Author: Andrew Radde-Gallwitz
File Type: pdf
Divine simplicity is the idea that, as the ultimate principle of the universe, God must be a non-composite unity not made up of parts or diverse attributes. The idea was appropriated by early Christian theologians from non-Christian philosophy and played a pivotal role in the development of Christian thought. Andrew Radde-Gallwitz charts the progress of the idea of divine simplicity from the second through the fourth centuries, with particular attention to Basil of Caesarea and Gregory of Nyssa, two of the most subtle writers on this topic, both instrumental in the construction of the Trinitarian doctrine proclaimed as orthodox at the Council of Constantinople in 381. He demonstrates that divine simplicity was not a philosophical appendage awkwardly attached to the early Christian doctrine of God, but a notion that enabled Christians to articulate the consistency of God as portrayed in their scriptures.
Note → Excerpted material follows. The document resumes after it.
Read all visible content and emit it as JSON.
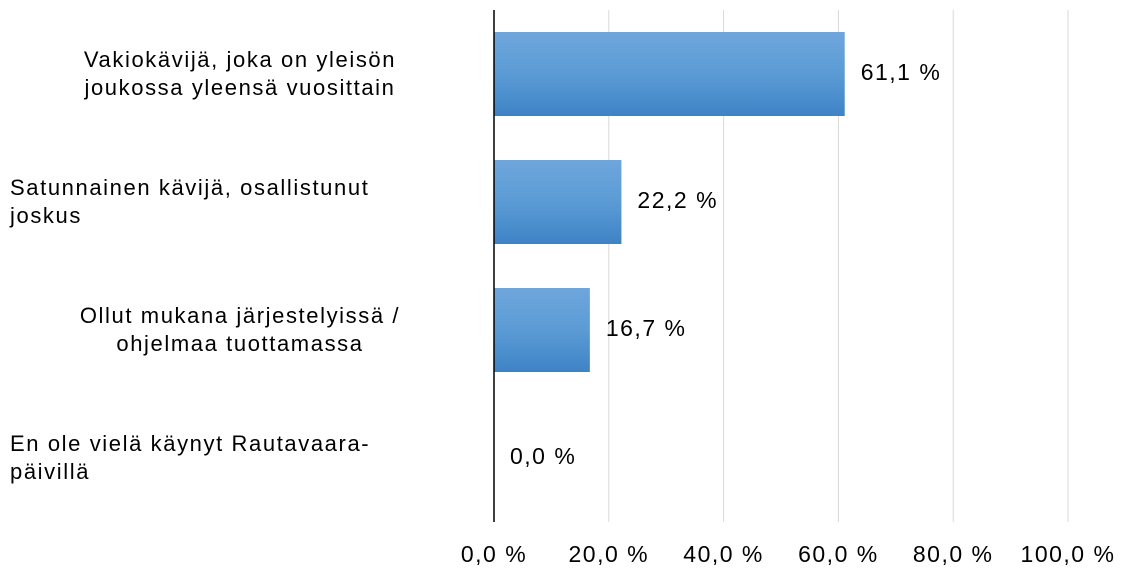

Basil and Gregory offered a unique construal of simplicity in responding to their principal doctrinal opponent, Eunomius of Cyzicus. Challenging accepted interpretations of the Cappadocian brothers and the standard account of divine simplicity in recent philosophical literature, Radde-Gallwitz argues that Basil and Gregorys achievement in transforming ideas inherited from the non-Christian philosophy of their time has an ongoing relevance for Christian theological epistemology today.